De ce qui a été écrit plus haut, on peut dire que la “consommation de religion” laisse présager que cela se propagera encore plus. Beaucoup de gens se tournent vers la religion avec les mêmes comportements que ceux qui vont faire leurs courses et consomment des produits. Ces comportements sont la liberté pleine et entière de choisir l’idéologie, la croyance ou la ligne de conduite qu’il désirent et ils peuvent en essayer plusieurs sortes en même temps (comme on achète plusieurs produits de différentes marques pour voir quel est le meilleur) ou bien ils choisissent uniquement la partie qu’ils aiment ou qui leur plaît (comme on écoute quelques chansons qui, dans un album, correspondent à notre goût). Et cela sans qu’il y ait la moindre piété qui les lie à telle ou telle idéologie, croyance ou ligne de conduite. Ainsi, il y une tendance à ne rester que peu de temps dans telle ou telle institution ou centre ou ligne de conduite ; on peut quitter facilement si cela ne plaît plus, ou si on n’a pas obtenu le résultat escompté. Ceux qui ont besoin de l’expérience spirituelle d’une science ou veulent un effet plus rapide (comme on veut du café instantané) manquent de persévérance ; ils n’ont pas la patience d’attendre ; ils ne veulent pas se donner la peine de pratiquer et préfèrent donner de l’argent. Et les institutions ou centres qui demandent de l’argent plutôt que de la pratique sont très courus. Comme l’argent est un facteur important pour la société de consommation, ainsi les gens qui espèrent de l’argent sont-ils un facteur pour le développement de la religion ! Comme nous achetons des produits pour répondre à nos besoins, aussi beaucoup choisissent une religion ou une croyance qui répond à ce qu’ils sont : ils ne professent pas pour combattre leurs penchants mauvais ou essayer de s’améliorer. Une religion qui donne l’espoir du bonheur et de la richesse ou le succès dans ce monde est estimée (et si elle donne l’espoir d’obtenir et la richesse et le ciel, elle n’en aura que plus d’adeptes !).

Les gens choisissent de prendre la partie la plus simple, celle qui se fait le plus facilement, pour se satisfaire, mais ils rejettent l’enseignement abstrait ou les pratiques difficiles (sauf bien sûr les points qui répondent à leurs besoins spirituels du moment ou cadrent avec leur propre opinion).

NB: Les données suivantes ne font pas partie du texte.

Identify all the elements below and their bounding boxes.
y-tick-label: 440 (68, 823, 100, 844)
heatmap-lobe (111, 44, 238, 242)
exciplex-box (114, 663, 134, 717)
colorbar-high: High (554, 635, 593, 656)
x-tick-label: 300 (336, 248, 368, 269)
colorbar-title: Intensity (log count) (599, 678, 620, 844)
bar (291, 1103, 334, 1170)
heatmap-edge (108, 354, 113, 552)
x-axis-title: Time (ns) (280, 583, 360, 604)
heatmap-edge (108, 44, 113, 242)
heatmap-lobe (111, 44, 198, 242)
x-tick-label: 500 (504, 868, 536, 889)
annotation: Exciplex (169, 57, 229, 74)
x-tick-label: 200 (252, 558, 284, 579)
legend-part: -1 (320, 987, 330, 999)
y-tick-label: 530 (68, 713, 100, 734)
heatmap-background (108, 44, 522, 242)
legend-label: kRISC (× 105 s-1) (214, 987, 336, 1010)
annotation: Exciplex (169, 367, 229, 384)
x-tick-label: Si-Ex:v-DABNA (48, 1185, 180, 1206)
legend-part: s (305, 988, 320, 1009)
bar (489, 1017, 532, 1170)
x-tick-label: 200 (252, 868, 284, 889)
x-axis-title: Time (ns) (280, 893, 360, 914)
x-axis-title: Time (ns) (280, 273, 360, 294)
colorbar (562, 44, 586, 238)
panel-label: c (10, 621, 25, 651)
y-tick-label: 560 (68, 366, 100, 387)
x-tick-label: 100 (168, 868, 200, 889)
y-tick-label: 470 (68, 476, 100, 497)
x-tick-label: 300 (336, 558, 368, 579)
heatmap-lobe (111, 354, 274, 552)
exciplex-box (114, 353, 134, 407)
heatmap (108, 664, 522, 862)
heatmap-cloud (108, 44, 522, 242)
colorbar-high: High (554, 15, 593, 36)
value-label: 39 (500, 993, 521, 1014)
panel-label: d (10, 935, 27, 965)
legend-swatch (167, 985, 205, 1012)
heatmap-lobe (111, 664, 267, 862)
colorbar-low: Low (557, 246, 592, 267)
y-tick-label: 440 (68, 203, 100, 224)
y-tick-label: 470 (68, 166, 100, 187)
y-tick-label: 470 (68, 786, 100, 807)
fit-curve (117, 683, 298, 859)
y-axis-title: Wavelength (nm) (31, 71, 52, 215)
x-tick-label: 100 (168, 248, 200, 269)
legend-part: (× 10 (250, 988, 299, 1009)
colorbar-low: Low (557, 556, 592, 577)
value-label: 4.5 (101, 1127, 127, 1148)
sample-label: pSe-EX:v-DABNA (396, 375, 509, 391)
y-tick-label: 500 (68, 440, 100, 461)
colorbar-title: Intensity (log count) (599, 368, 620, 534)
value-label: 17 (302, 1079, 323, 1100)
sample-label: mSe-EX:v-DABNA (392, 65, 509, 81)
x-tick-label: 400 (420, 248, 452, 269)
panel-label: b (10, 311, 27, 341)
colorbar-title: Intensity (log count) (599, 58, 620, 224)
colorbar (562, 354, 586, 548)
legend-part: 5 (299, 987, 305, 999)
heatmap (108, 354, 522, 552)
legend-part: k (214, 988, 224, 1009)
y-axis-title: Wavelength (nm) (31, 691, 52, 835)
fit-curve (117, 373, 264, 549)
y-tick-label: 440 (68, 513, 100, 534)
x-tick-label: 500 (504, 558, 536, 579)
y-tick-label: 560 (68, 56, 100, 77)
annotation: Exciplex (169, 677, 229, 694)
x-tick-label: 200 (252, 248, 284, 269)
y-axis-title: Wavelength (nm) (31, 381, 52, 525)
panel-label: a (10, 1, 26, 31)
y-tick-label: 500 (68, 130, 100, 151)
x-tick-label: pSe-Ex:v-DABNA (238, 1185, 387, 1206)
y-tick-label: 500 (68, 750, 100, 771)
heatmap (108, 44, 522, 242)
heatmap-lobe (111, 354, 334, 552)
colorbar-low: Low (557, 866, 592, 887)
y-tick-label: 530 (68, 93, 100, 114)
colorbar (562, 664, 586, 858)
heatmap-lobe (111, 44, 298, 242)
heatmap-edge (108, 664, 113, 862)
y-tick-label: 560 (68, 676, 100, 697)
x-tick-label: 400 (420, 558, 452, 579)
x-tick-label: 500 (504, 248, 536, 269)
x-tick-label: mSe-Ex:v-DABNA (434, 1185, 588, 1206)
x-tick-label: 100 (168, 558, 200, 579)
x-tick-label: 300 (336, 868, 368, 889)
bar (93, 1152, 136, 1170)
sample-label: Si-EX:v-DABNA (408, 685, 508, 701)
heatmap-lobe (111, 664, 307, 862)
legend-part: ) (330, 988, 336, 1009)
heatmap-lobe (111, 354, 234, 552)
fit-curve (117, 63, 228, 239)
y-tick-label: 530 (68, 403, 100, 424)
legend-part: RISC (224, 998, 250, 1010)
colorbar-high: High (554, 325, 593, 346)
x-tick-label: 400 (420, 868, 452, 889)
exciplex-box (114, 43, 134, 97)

Et quand on parle de telle ou telle partie, on ne parle pas seulement de cérémonies, de symboles religieux ou d’habits mais aussi de devoirs et de commandements. Les religions ou croyances qui ont un système de commandements, de règles ou une éthique bien clairs, où on entre facilement sans avoir à penser beaucoup et où les pratiques sont faciles, se propageront vite, comme par exemple la Wat Phra Thammakaya ou la secte Kuan Im.

La liberté dans la consommation de religion, telle qu’on l’a décrit plus haut, pouvait être une chose difficile naguère, mais actuellement c’est facile, en partie parce que, sur ce “marché”, il y a un vaste choix de religions. De plus, la religion est désormais quelque chose de personnel et non plus une chose fixée dès la naissance par les parents, la communauté ou bien une chose dépendant de la race, du terroir, du statut ou de la classe sociale. L’adhésion à une religion avec cette attitude de consommateur fait que la religion devient un produit : le commerce bouddhiste en ce moment n’est pas limité au commerce d’objets pieux ou d’amulettes seulement. La méditation et les diverses liturgies (comme les longues prières) vont bientôt devenir des denrées qu’il va falloir de plus en plus troquer pour de l’argent.